Тень обманом заманила его на вересковые пустоши Осскила, обманом выбросила на скалы в тумане; может, это очередная ее уловка? Он ли загнал сюда эту тварь, или это она завлекла его в ловушку, Гед пока не понял. Он знал, что бесконечно измучен страхом, а потому должен непременно идти вперед, сделать наконец то, на что решился: довести охоту до конца, прогнать этот ужас к его истокам. Он осторожно плыл на веслах, внимательно обводя глазами каждый выступ на скалистых утесах, поднимавшихся по обе стороны. Солнечный свет остался далеко позади, в море. Здесь, в узком проливе, было почти темно. Отсюда выход на простор океана казался далекими светящимися воротами. Все выше и выше, почти смыкаясь над головой, поднимались утесы; он приближался к основанию горы, породившей эти скалы. Пролив становился все уже. Гед с трудом продвигался по темному коридору, каменные стены которого были изрыты пещерами. Путь ему преграждали огромные валуны, на которых скрючились карликовые деревья; корни их наполовину висели в воздухе. Все казалось мертвым, недвижимым. Близился конец пролива — у высокой гладкой массивной скалы, где последние морские волны слабо плескались в узеньком, шириной с небольшой ручей, пространстве. Валуны, подгнившие стволы упавших деревьев, длинные корни подмытых растений оставляли совсем мало места для лодки. Ловушка. Темная ловушка в самом чреве безмолвной горы. А в ловушке он, Гед. Вокруг — ни впереди, ни позади — не двигалось ничто. Все замерло, оцепенело. Дальше пути не было.
Гед развернул лодку, осторожно подталкивая ее волшебными словами и веслом, чтобы не удариться о бесконечные валуны и не запутаться в заполонивших все корнях и ветвях деревьев. Он уже готов был призвать волшебный ветер, чтобы вернуться назад, в море, как вдруг слова заклятья замерли у него на устах, а сердце в груди похолодело.
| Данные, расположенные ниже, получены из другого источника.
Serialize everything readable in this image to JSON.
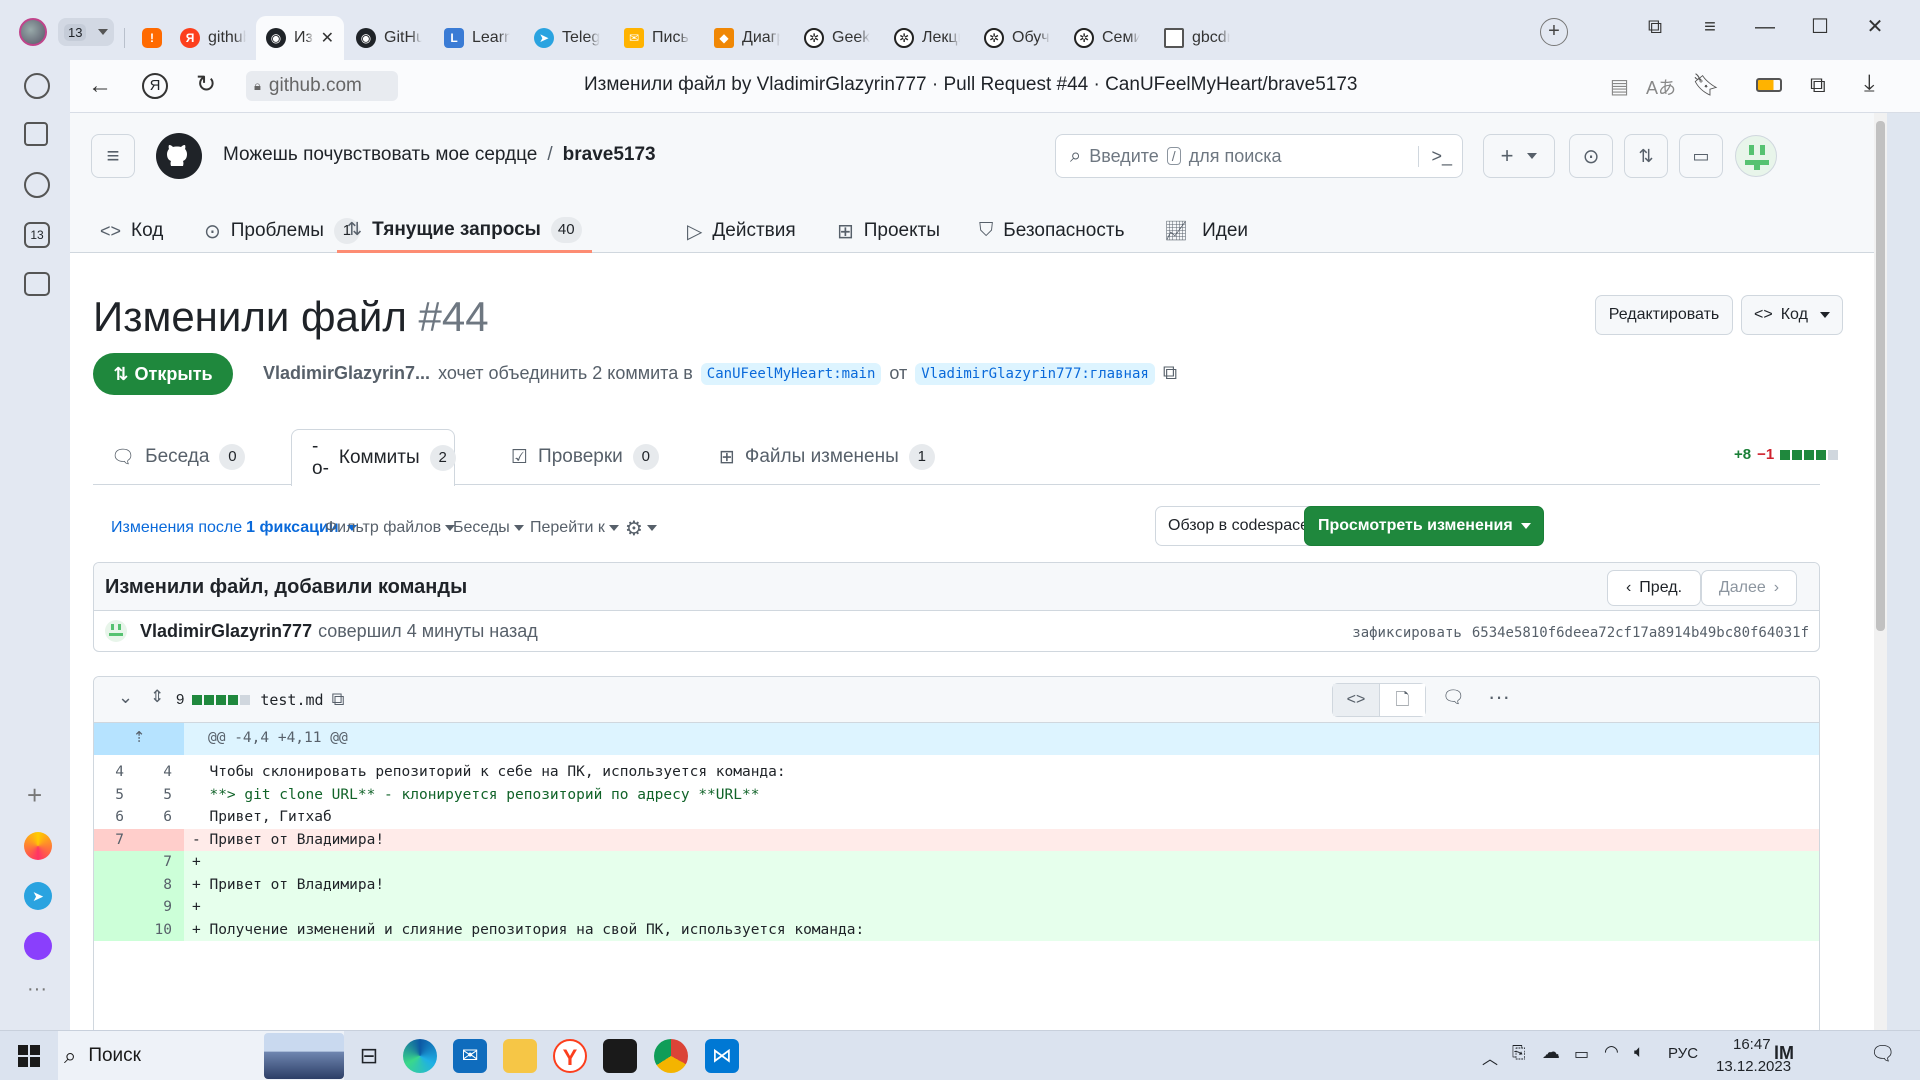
{
  "browser": {
    "tab_count": "13",
    "tabs": [
      {
        "label": "",
        "icon": "shield-icon",
        "color": "#ff6a00"
      },
      {
        "label": "github -",
        "icon": "yandex-icon",
        "color": "#fc3f1d"
      },
      {
        "label": "Изме",
        "icon": "github-icon",
        "color": "#1f2328",
        "active": true
      },
      {
        "label": "GitHub",
        "icon": "github-icon",
        "color": "#1f2328"
      },
      {
        "label": "Learn G",
        "icon": "learn-icon",
        "color": "#3a7bd5"
      },
      {
        "label": "Telegran",
        "icon": "telegram-icon",
        "color": "#2aa3e0"
      },
      {
        "label": "Письмо",
        "icon": "mail-icon",
        "color": "#ffb300"
      },
      {
        "label": "Диагра",
        "icon": "diagram-icon",
        "color": "#f08705"
      },
      {
        "label": "GeekBra",
        "icon": "openai-icon",
        "color": "#222"
      },
      {
        "label": "Лекция",
        "icon": "openai-icon",
        "color": "#222"
      },
      {
        "label": "Обучен",
        "icon": "openai-icon",
        "color": "#222"
      },
      {
        "label": "Семина",
        "icon": "openai-icon",
        "color": "#222"
      },
      {
        "label": "gbcdn.n",
        "icon": "file-icon",
        "color": "#555"
      }
    ],
    "address": "github.com",
    "page_title": "Изменили файл by VladimirGlazyrin777 · Pull Request #44 · CanUFeelMyHeart/brave5173"
  },
  "github": {
    "owner": "Можешь почувствовать мое сердце",
    "separator": "/",
    "repo": "brave5173",
    "search_placeholder_pre": "Введите",
    "search_key": "/",
    "search_placeholder_post": "для поиска",
    "nav": [
      {
        "label": "Код",
        "count": ""
      },
      {
        "label": "Проблемы",
        "count": "1"
      },
      {
        "label": "Тянущие запросы",
        "count": "40"
      },
      {
        "label": "Действия",
        "count": ""
      },
      {
        "label": "Проекты",
        "count": ""
      },
      {
        "label": "Безопасность",
        "count": ""
      },
      {
        "label": "Идеи",
        "count": ""
      }
    ]
  },
  "pr": {
    "title": "Изменили файл",
    "number": "#44",
    "edit_label": "Редактировать",
    "code_label": "Код",
    "state": "Открыть",
    "author": "VladimirGlazyrin7...",
    "merge_text": "хочет объединить 2 коммита в",
    "base_branch": "CanUFeelMyHeart:main",
    "from_text": "от",
    "head_branch": "VladimirGlazyrin777:главная",
    "tabs": [
      {
        "label": "Беседа",
        "count": "0"
      },
      {
        "label": "Коммиты",
        "count": "2"
      },
      {
        "label": "Проверки",
        "count": "0"
      },
      {
        "label": "Файлы изменены",
        "count": "1"
      }
    ],
    "additions": "+8",
    "deletions": "−1"
  },
  "toolbar": {
    "changes_since": "Изменения после",
    "changes_count": "1 фиксации",
    "filter_files": "Фильтр файлов",
    "conversations": "Беседы",
    "jump_to": "Перейти к",
    "codespace": "Обзор в codespace",
    "review": "Просмотреть изменения"
  },
  "commit": {
    "message": "Изменили файл, добавили команды",
    "prev": "Пред.",
    "next": "Далее",
    "author": "VladimirGlazyrin777",
    "action": "совершил 4 минуты назад",
    "sha_label": "зафиксировать",
    "sha": "6534e5810f6deea72cf17a8914b49bc80f64031f"
  },
  "file": {
    "changes": "9",
    "name": "test.md",
    "hunk": "@@ -4,4 +4,11 @@",
    "lines": [
      {
        "old": "4",
        "new": "4",
        "type": "ctx",
        "text": "  Чтобы склонировать репозиторий к себе на ПК, используется команда:"
      },
      {
        "old": "5",
        "new": "5",
        "type": "ctx",
        "text": "  **> git clone URL** - клонируется репозиторий по адресу **URL**"
      },
      {
        "old": "6",
        "new": "6",
        "type": "ctx",
        "text": "  Привет, Гитхаб"
      },
      {
        "old": "7",
        "new": "",
        "type": "del",
        "text": "- Привет от Владимира!"
      },
      {
        "old": "",
        "new": "7",
        "type": "add",
        "text": "+"
      },
      {
        "old": "",
        "new": "8",
        "type": "add",
        "text": "+ Привет от Владимира!"
      },
      {
        "old": "",
        "new": "9",
        "type": "add",
        "text": "+"
      },
      {
        "old": "",
        "new": "10",
        "type": "add",
        "text": "+ Получение изменений и слияние репозитория на свой ПК, используется команда:"
      }
    ]
  },
  "taskbar": {
    "search": "Поиск",
    "lang": "РУС",
    "time": "16:47",
    "date": "13.12.2023"
  },
  "colors": {
    "green": "#1f883d",
    "blue": "#0969da",
    "del_bg": "#ffebe9",
    "del_num": "#ffcecb",
    "add_bg": "#e6ffec",
    "add_num": "#ccffd8",
    "hunk_bg": "#ddf4ff",
    "tab_underline": "#fd8c73"
  }
}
Гед оглянулся: прямо у него за спиной в лодке стояла Тень.
Если бы он хоть мгновение промедлил, то неминуемо пропал бы; но он был наготове и успел крепко схватить тварь, дрожавшую и извивавшуюся в его руках. Никакое волшебство теперь помочь ему не могло, лишь сила собственных рук да жажда жизни, восставшая против этой нежити. В атаку он бросился молча; от его резкого броска лодка качнулась и хлебнула воды. Нестерпимая боль хлынула по рукам прямо в грудь, в сердце, у него перехватило дыхание, леденящий холод заполнил душу, и ему показалось, что он ослеп, ибо в руках своих не видел ничего — только тьму, пустоту.
Гед, спотыкаясь, шагнул вперед и, чтобы не упасть, ухватился за мачту: внезапно глаза его вновь прозрели. Он увидел, как вырвавшаяся из его рук Тень, содрогаясь, собралась в комок и поднялась в воздух. Она распростерлась у него над головой, словно черный дым на ветру, потом свернулась в кольцо и унеслась прочь бесформенной дымкой, летя низко над водой прямо к ярко освещенному выходу из пролива в море.
Гед рухнул на колени. Маленькая, волшебством его созданная лодка сильно качнулась и с трудом сохранила равновесие на неспокойной воде. Ее хозяин свернулся на дне клубком, странно оцепенев и не в силах думать ни о чем, пытаясь лишь набрать в грудь побольше воздуха; но тут холодная вода, начавшая протекать в лодку прямо под Гедом, напомнила, что за волшебным суденышком надо следить. Юноша встал, по-прежнему держась за мачту-посох, и как можно тщательнее сотворил заклятье Воплощения снова. Он продрог до костей, был измотан до предела, руки и плечи его, покрытые ранами, болели. Ему даже показалось, что лучше, может быть, просто остаться здесь, в темноте, где море проникает в чрево горы, заснуть и долго-долго спать, покачиваясь на слабых волнах.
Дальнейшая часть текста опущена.